Risk Factors: Ventilation
- Beard and obesity that goes over 20% and age greater than 55.
Testing
- Assessment of face for its respective attributes.
Signs of Respiratory Distress
- Respiratory distress is indicated by signs that people exhibit, indicating that they are trying to do a greater extent when they are attempting to breathe with low oxygen supply.
Common Signs
- Common includes respiratory problems - from minute of each of each breath with low supply.
- Azure skins for the faces/inside area for lips and nails.
- Groaning, a sound is likely to heard each-breath, so as body has to maintain available in opened areas. Nostrils which can get even worse to each case.
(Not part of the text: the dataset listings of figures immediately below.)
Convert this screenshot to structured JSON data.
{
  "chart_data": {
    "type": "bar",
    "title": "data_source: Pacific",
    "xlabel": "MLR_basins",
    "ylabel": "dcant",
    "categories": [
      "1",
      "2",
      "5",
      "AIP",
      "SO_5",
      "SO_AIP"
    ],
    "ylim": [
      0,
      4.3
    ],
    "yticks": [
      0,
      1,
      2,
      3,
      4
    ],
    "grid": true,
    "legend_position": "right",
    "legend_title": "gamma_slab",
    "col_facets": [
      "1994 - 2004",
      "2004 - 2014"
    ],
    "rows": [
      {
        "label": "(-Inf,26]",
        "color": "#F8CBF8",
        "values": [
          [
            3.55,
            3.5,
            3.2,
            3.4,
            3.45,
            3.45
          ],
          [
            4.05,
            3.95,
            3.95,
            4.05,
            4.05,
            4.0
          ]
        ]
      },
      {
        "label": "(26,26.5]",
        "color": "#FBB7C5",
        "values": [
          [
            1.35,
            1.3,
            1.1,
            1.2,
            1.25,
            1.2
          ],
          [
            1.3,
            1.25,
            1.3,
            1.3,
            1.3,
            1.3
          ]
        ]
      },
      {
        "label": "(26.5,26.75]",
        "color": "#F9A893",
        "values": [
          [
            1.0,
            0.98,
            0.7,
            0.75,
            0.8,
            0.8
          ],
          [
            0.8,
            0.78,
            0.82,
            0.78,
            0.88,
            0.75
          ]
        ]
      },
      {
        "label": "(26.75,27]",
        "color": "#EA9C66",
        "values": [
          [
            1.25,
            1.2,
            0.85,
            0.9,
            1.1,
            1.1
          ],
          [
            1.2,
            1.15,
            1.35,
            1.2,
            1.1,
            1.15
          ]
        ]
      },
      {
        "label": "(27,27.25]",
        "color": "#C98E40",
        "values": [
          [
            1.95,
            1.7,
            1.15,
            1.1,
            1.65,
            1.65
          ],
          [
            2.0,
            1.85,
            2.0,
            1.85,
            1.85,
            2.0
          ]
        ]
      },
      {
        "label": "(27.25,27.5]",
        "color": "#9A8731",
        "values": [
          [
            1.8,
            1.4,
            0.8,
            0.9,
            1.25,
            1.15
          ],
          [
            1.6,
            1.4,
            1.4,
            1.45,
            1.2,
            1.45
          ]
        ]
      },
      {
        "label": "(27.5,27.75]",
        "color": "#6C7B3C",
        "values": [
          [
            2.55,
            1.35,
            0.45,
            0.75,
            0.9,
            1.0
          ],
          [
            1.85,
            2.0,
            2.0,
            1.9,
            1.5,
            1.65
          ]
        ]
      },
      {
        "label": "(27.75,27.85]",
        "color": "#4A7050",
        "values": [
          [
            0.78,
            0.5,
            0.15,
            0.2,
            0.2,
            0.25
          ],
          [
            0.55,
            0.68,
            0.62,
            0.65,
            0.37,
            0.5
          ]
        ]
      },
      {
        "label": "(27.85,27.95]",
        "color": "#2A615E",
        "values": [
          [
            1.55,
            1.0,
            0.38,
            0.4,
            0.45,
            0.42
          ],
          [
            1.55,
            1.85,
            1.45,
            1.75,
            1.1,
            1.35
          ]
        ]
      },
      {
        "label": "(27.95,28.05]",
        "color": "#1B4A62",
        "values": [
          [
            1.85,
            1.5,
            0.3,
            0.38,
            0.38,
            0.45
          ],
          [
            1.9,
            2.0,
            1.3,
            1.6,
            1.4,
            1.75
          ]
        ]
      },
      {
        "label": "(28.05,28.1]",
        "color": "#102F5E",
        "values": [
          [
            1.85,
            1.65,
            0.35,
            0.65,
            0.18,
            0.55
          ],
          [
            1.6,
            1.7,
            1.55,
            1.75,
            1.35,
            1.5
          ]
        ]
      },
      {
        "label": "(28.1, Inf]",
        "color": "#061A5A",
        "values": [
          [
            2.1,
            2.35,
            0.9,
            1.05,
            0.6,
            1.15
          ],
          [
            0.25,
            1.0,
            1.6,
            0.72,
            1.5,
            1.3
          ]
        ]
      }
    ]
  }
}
- The patient likely has issues which is from retraction. Sudation of skin and possible quick respiratory. Likely wheezing/postural and speaking difficulties
Mask for Larynx
- With these 30%, death are attributed so that managing to sustain is critical is not guaranteed - as for a unconscious/anasthesized patients, we will be able to monitor via means for face - this has surgery, including the methods for intubation is possible.
Control for Ventilation
- Mask must be coupled and align within for ventilation and for the person.
- In these cases there are methods for better facilitation and improvement by having adequate control.
- Triple maneuvers are for those. These needs another personal which can administer the ventilation. Otherwise, issues such as beard and patients likely experiences troubles.
Difficult Evaluation
- The Sat O2 has a deficieny and could not maintain what is needed. Risk includes with such intubation challenges.
- High FiO2 are required.
Breathing/Air Management
- These include bronchoespasms that must be taken care in the situation. This can be managed from using a L Mask which uses a device that is placed inside the air to support breathing through a endotrachesal tub.
ML Advantage
Can be utilized through manual, mech and for muscular respiration. The process to put it does not come with important hemodynamic exchange and changes.
ML Inconveniences/Advantage
May allow better breathing conditions when issues of brochospasms occurs and not for providing enough protection as high excess can bring issues.
- This causes regurgitation and the air may provide pressure which is harmful and needs attention.
Mask Specifics
Different properties and attributes for assisting these cases are critical. Specific masks provide support to help.